JEFF BECK - The silent singer

27. June 2014

Jeff Beck

JEFF BECK - The silent singer

Eric Clapton, Jimi Hendrix, Jimmy Page, Keith Richards - all the great guitarists of the classical rock era have something in common without which a success story in the pop business would be inconceivable: hits. Jeff Beck has to pass. Not even a guitar riff for eternity like that of "Smoke On The Water" or at least a solo like the one in Pink Floyd's "Comfortably Numb" he could claim for himself. The only hit he ever had was "Hi Ho Silver Lining!", an obscure 1967 beer-tent dark beer scarecrow, which producer Mickie Most had committed to make the guitarist a solo star.

Beck had only reluctantly hummed his vocal part into the microphone, but the single had miraculously made it into the charts. In the meantime, pop history has mercifully spread the cloak of oblivion over this chapter of Beck's career, which has never again allowed such an experiment to be carried out. On the market of musical vanities, sensations and spectacular strokes of genius, Beck has hardly ever become conspicuous, and he preferred to leave the singing to his guitar. He became famous anyway.

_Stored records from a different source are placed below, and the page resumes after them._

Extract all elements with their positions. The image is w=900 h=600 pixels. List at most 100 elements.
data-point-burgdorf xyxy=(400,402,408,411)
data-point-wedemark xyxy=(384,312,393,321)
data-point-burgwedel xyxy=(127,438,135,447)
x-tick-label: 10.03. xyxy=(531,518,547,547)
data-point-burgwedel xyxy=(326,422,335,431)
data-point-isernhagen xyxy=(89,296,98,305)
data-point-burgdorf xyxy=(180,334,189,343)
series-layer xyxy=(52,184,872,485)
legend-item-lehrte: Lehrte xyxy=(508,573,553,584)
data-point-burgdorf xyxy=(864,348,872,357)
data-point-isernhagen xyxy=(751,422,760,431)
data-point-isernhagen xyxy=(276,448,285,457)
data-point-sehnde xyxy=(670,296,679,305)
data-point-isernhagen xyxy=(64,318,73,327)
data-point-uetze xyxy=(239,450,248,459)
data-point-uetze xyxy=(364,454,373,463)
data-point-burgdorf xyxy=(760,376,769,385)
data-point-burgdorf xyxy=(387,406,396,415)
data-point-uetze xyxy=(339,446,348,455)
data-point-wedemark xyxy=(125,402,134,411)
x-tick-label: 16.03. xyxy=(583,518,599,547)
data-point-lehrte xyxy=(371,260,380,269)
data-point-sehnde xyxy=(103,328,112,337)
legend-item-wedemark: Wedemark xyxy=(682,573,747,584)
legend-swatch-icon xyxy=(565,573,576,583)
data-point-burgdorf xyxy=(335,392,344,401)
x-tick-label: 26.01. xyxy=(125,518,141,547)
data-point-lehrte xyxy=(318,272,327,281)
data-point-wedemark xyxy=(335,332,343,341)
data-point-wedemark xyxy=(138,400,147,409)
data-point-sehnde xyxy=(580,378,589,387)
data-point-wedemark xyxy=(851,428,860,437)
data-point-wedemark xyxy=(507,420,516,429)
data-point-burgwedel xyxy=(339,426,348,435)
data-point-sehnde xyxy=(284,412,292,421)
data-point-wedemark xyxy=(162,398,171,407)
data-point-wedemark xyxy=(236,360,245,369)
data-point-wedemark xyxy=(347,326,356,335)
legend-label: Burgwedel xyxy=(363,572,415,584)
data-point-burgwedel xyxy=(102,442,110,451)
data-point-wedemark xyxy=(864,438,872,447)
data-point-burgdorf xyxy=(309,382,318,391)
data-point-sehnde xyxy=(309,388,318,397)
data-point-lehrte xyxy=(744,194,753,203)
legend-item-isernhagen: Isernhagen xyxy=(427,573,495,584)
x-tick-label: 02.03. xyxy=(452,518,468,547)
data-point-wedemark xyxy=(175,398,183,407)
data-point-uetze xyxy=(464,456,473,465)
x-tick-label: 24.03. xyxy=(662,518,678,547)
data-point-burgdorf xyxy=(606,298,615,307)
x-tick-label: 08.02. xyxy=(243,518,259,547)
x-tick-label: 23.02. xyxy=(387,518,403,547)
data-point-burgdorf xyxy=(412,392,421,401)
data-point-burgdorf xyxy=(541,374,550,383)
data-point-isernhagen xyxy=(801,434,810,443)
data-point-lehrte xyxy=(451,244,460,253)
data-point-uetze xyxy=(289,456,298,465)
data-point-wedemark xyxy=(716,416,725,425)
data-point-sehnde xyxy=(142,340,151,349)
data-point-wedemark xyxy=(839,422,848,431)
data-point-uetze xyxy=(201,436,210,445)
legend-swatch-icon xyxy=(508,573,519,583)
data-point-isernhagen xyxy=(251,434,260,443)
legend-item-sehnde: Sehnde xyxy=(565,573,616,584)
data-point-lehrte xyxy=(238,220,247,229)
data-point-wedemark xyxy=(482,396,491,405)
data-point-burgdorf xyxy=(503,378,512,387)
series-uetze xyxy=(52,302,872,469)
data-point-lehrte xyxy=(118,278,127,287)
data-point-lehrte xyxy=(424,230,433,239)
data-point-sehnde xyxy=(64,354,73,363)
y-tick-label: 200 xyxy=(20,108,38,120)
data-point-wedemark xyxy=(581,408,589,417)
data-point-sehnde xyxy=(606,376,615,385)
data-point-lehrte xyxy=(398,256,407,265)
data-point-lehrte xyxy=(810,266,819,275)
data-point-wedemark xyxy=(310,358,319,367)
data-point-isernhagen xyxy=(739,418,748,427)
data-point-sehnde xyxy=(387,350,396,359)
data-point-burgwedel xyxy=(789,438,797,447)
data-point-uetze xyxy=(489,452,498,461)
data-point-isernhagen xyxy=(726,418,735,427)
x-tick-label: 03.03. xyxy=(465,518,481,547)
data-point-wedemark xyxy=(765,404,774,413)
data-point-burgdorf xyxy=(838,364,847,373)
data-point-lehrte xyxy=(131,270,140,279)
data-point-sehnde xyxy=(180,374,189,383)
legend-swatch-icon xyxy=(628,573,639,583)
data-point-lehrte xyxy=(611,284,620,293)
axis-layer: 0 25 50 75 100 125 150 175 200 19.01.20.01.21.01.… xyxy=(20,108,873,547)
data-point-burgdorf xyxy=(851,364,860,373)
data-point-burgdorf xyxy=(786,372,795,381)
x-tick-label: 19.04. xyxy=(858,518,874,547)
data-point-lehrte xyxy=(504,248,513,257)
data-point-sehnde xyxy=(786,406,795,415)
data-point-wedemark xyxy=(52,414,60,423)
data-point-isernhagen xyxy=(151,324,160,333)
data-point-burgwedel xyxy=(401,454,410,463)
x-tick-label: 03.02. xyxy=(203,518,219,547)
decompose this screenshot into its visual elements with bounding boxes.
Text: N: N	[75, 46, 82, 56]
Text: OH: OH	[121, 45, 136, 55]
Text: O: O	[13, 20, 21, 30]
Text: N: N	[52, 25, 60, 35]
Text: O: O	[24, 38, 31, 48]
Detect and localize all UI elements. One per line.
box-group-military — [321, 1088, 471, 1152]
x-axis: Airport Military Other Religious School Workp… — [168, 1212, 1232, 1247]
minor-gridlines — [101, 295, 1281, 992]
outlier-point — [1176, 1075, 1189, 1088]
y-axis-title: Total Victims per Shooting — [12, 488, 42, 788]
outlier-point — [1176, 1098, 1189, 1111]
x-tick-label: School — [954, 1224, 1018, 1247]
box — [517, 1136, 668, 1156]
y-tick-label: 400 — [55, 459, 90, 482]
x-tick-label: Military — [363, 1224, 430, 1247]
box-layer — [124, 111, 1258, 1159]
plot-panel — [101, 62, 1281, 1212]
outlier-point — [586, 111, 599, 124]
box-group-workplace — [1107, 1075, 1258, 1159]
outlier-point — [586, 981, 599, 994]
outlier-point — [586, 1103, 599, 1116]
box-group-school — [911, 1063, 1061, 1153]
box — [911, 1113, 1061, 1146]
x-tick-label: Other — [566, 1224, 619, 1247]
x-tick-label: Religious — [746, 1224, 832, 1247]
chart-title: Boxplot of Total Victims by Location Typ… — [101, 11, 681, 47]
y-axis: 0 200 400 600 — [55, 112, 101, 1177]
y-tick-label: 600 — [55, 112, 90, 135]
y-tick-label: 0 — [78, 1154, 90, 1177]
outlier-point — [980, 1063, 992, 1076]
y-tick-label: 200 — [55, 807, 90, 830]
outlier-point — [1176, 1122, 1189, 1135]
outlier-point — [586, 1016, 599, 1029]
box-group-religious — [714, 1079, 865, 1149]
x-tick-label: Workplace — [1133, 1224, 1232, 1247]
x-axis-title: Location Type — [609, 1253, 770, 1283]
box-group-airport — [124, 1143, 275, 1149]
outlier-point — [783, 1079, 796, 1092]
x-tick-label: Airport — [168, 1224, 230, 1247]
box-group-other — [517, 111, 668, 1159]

Special case in rock history

Jeff Beck is a special case in rock history. He always did what he would have done better if he had looked at things in a success-oriented way: The Jeff Beck Group, just on the verge of celebrity fame and later studded with superstars like Rod Stewart and Ron Wood, he drove coldly smiling in front of the wall. When everyone else turned up their amps, played hard rock, heavy metal and prog, he released instrumental fusion albums and worked with jazz musicians like Jan Hammer. When former companions like Wood, Page or Clapton toured through the stadiums of this world and made money with old hits, Beck made an offer to go on tour with his long-time buddy Rod Stewart, instead he put on the Blaumann in his own workshop at home, grabbed a wrench and restored vintage cars.

His reputation as a guitar genius has never suffered. On the contrary: He still fills the halls with highly individual, mostly instrumental music, is considered a cult musician and enjoys greater respect than ever among his colleagues. Beck plays in his own league, which proves that beyond all marketing, all chart lists and all glamour at the end only one thing counts: the music.

Born on 4 June 1944 in Wallington, a southern suburb of London, Beck not only listened as a teenager to hip guitar heroes like Scotty Moore of Elvis Presley's band or Buddy Holly sideman Cliff Gallup, but also to the comparatively unhippy tinkerer Les Paul. Already in the early 1950s, he invented machines and apparatuses with which sounds could be electronically manipulated, and layered several recording tracks on top of each other using primitive overdub technique, thus creating almost futuristic worlds of sound for the listening habits of the time. An influence that can hardly be overestimated for Jeff Beck's further path as a musician.

Lesen Sie mehr im eclipsed Nr. 162 (Juli/August 2014).